Describing Data: Centre, Spread & Shape FAQ
When should I report the median instead of the mean?
Use the median when the data are skewed or contain outliers, because it is resistant — it ignores how extreme the tail values are and reports the true middle. The mean is pulled toward the long tail, so for skewed data like incomes or house prices the mean overstates the 'typical' value. For roughly symmetric data the mean and median are close and the mean is fine.
Why do I divide by n − 1 and not n for the standard deviation?
Because you are computing a sample standard deviation that estimates the population SD. Dividing by (n − 1) instead of n corrects for the fact that the deviations are taken around the sample mean rather than the true mean, which slightly underestimates spread; (n − 1) makes the estimator unbiased. In ECMT1010 you almost always have a sample, so use (n − 1).
What does the 95% rule say and when does it apply?
For roughly bell-shaped (symmetric, unimodal) data, about 68% of values lie within one SD of the mean, about 95% within two SDs (x̄ ± 2s), and about 99.7% within three SDs. It lets you judge quickly whether a value is unusual: anything beyond ±2s is in the outer 5%. It only applies to bell-shaped data, so check the histogram first.

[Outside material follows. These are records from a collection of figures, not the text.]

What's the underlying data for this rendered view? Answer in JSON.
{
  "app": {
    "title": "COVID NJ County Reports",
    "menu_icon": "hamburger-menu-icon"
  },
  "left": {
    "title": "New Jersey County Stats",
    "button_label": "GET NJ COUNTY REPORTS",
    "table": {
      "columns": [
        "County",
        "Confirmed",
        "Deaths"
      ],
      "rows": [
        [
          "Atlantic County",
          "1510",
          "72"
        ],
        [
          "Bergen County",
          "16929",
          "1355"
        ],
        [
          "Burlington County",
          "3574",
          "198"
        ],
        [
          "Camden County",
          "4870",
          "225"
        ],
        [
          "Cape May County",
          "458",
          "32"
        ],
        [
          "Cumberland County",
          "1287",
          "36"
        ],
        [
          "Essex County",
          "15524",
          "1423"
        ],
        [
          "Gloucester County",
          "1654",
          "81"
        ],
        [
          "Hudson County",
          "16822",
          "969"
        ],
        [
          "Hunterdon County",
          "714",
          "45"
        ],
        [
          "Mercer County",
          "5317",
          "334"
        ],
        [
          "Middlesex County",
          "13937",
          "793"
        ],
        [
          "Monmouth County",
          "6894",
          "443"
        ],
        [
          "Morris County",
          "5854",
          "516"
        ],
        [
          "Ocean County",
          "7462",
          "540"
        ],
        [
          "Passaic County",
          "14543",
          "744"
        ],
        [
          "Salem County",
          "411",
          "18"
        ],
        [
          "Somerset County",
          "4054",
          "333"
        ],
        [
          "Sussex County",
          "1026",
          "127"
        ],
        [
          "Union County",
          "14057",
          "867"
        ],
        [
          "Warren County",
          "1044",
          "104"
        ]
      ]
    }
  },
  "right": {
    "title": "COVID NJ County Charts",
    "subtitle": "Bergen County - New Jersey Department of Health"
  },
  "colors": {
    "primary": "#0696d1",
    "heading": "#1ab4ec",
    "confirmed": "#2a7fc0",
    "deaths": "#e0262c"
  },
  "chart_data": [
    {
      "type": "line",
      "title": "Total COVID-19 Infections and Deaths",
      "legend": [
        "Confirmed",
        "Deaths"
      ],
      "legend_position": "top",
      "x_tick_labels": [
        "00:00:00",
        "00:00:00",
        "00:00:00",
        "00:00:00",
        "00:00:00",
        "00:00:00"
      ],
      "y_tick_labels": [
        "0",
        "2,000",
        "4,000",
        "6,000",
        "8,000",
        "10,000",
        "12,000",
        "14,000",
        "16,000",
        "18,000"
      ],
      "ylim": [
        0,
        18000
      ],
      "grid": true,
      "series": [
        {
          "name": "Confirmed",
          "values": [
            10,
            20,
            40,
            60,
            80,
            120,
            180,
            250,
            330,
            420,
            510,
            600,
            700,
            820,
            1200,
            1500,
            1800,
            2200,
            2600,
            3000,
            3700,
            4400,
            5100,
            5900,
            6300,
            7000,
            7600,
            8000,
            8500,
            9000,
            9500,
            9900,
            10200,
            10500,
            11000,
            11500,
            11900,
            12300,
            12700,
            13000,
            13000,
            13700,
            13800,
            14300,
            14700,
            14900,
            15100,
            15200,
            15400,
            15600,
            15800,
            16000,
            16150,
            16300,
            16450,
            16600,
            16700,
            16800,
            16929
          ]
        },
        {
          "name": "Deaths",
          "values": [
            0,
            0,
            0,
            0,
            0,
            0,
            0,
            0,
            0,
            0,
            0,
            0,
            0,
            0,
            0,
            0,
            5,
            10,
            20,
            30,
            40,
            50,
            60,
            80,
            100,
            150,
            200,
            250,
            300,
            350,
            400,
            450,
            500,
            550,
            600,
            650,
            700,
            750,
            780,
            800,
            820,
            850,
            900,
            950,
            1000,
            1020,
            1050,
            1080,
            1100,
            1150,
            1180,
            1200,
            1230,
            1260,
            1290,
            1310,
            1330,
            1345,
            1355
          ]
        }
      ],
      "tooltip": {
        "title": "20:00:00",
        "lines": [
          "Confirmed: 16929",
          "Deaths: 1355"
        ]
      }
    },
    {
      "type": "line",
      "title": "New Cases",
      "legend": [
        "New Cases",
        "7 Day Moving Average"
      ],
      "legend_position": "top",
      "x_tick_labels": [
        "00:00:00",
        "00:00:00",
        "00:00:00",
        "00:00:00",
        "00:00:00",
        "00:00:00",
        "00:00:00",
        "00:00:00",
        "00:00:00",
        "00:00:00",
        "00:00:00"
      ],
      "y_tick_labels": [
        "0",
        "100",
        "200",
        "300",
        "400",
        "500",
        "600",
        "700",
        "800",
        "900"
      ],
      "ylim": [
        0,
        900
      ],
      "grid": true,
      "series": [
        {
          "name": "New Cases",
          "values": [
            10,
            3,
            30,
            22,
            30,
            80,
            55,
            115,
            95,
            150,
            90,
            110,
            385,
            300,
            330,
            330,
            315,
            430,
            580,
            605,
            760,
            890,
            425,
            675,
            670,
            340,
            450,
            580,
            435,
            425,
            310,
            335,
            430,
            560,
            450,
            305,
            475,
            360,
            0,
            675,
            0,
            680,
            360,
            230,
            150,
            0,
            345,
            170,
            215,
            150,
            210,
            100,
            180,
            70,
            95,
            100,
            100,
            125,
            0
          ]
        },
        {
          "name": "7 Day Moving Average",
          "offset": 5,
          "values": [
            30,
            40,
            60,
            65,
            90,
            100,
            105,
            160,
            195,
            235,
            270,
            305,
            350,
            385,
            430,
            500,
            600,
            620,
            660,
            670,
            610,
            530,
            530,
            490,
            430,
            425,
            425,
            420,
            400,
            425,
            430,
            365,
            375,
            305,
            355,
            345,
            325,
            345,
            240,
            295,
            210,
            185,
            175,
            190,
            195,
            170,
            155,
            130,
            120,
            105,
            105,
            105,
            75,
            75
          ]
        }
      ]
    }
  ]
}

What does r = 0 actually mean?
It means there is no linear association between the two variables — but there could still be a strong non-linear (for example U-shaped) relationship that r cannot detect. Always plot the scatterplot first. Also remember r is not resistant, so a single outlier can drag it up or down, and a strong r still never proves causation.
Exam move
Build a fixed routine for any single dataset: order the values, write the five-number summary, compute x̄ and s (with the n − 1 divisor), then apply the 1.5×IQR rule before you trust the mean. Practise reading shape off a histogram and predicting whether the mean sits above or below the median from the direction of the skew — examiners love this conceptual MCQ. Learn the z-score as a portable 'how unusual' ruler and the 95% rule as its companion. For association questions, internalise the four facts about r — unit-free, bounded by ±1, symmetric, not resistant, linear-only — and always pair an r value with a one-sentence plain-English interpretation, because the interpretation earns marks a bare number does not.